Slava Solonitsyn: The Founder Replacing Construction with Robots
Slava Solonitsyn quit the $100-million 3D printing game to build robots that will replace half the construction workforce.
His first company, Mighty Buildings, raised over $100 million and delivered more than 50 3D-printed homes. It worked. It scaled. It had a future. But Solonitsyn saw something bigger: the construction industry moves at 1% innovation while manufacturing evolved at 100x speed. The gap was too wide to ignore.
In 2025, he co-founded Buildroid with a specific obsession: robots are too slow and too expensive because they're built without understanding the actual job. Most roboticists design robots in isolation, then try to force them onto construction sites. Buildroid inverts this. The platform starts with Building Information Models and digital twins powered by Nvidia Omniverse. Robots are trained in simulation first, deployed second. The company's first block-laying robot is already being piloted on live job sites in the UAE, moving 10x faster than previous attempts.
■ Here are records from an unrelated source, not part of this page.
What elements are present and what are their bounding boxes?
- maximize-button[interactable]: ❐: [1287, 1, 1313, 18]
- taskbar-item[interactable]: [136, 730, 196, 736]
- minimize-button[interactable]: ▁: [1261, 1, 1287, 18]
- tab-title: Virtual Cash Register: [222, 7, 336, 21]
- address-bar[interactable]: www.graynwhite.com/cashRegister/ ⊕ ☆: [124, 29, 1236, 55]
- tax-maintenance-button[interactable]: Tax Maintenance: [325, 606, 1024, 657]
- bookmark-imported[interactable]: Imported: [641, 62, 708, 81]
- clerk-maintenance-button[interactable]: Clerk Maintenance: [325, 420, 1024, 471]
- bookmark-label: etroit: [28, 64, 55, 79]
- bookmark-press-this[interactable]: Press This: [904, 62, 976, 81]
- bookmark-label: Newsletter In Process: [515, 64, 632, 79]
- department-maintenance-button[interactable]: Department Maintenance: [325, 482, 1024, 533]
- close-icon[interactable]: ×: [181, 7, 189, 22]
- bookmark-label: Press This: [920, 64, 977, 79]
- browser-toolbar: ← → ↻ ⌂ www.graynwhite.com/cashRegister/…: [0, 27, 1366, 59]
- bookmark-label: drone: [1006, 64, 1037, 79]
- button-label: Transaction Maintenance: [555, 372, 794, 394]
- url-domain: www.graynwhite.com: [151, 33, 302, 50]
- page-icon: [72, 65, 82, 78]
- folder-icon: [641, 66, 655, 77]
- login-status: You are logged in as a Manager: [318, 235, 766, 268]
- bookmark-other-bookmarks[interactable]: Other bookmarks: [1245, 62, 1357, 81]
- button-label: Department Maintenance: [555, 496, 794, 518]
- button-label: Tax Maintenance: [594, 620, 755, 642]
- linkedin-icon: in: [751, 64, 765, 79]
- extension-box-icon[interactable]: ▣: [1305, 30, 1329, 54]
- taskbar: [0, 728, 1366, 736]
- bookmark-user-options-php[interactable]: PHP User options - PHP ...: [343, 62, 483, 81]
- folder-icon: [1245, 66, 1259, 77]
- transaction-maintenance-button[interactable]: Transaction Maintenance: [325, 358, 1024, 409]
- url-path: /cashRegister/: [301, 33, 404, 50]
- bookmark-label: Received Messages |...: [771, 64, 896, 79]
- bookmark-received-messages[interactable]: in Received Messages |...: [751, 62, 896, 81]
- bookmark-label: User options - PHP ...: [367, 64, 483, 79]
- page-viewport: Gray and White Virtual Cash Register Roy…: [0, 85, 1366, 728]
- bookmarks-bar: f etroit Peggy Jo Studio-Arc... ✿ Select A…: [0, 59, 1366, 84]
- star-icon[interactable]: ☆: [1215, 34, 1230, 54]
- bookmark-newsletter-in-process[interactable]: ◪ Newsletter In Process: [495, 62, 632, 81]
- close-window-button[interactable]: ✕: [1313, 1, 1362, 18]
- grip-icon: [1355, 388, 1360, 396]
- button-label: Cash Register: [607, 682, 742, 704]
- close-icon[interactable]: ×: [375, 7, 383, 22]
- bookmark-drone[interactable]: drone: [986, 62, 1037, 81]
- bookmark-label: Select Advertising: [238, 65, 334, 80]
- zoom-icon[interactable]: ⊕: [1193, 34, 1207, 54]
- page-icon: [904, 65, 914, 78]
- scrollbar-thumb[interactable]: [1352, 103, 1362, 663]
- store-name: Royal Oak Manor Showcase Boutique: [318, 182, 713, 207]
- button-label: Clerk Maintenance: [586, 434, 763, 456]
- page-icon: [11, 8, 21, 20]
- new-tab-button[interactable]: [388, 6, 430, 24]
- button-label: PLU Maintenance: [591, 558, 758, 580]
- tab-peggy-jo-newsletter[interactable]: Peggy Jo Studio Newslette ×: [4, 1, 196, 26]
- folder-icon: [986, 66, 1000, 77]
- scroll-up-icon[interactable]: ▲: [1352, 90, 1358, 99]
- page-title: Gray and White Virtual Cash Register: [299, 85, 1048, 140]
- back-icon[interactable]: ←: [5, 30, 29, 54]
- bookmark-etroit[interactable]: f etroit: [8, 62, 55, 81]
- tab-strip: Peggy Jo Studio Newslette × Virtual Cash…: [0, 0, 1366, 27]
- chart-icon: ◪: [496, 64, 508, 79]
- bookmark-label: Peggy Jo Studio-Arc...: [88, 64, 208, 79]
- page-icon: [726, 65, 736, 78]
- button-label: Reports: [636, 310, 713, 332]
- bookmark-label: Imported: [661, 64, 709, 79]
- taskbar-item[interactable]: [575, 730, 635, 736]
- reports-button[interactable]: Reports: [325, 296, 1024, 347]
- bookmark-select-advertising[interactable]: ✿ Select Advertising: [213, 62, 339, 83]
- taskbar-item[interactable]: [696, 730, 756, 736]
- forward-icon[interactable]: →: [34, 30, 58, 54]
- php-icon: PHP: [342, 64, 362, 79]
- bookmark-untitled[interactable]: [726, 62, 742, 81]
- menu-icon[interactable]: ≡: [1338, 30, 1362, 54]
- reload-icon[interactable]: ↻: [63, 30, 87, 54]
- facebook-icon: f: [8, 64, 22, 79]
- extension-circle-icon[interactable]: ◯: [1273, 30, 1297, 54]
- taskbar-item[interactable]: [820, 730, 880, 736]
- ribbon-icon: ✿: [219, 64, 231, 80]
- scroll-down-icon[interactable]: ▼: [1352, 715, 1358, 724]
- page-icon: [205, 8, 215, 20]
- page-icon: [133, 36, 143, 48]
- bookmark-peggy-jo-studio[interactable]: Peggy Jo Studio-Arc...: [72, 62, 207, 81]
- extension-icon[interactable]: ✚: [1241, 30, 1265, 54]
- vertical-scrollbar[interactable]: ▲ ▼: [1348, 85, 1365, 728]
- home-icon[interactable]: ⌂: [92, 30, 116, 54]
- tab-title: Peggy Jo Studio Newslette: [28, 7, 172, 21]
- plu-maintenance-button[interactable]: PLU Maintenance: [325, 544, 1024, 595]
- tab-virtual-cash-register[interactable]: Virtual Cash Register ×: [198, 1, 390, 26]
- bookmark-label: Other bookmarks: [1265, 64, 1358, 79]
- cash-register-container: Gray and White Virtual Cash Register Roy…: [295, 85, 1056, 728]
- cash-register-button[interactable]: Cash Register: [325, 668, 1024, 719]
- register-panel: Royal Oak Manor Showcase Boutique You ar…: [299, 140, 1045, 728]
The economic logic is clean: Buildroid doesn't charge upfront. It takes a percentage of the net savings it generates. General contractors get faster timelines, lower costs, higher quality. The startup gets paid only when it works. That's conviction.
In November 2025, Buildroid raised $2 million in pre-seed funding led by Tim Draper, the founder of Draper Fisher Jurvetson and backer of Tesla, SpaceX, Skype, and Robinhood. The company launched simultaneously in the UAE and the US, but chose the UAE as its initial testbed. Dubai's construction boom and regulatory openness make it the perfect proving ground. By Q2 2026, Buildroid plans to deploy the first commercial AI-powered robotics teams through partnerships with top general contractors.
Solonitsyn isn't interested in incremental automation. He's building toward a future where the construction industry looks like manufacturing did after the industrial revolution. Slow industries get disrupted by people with zero patience for slowness.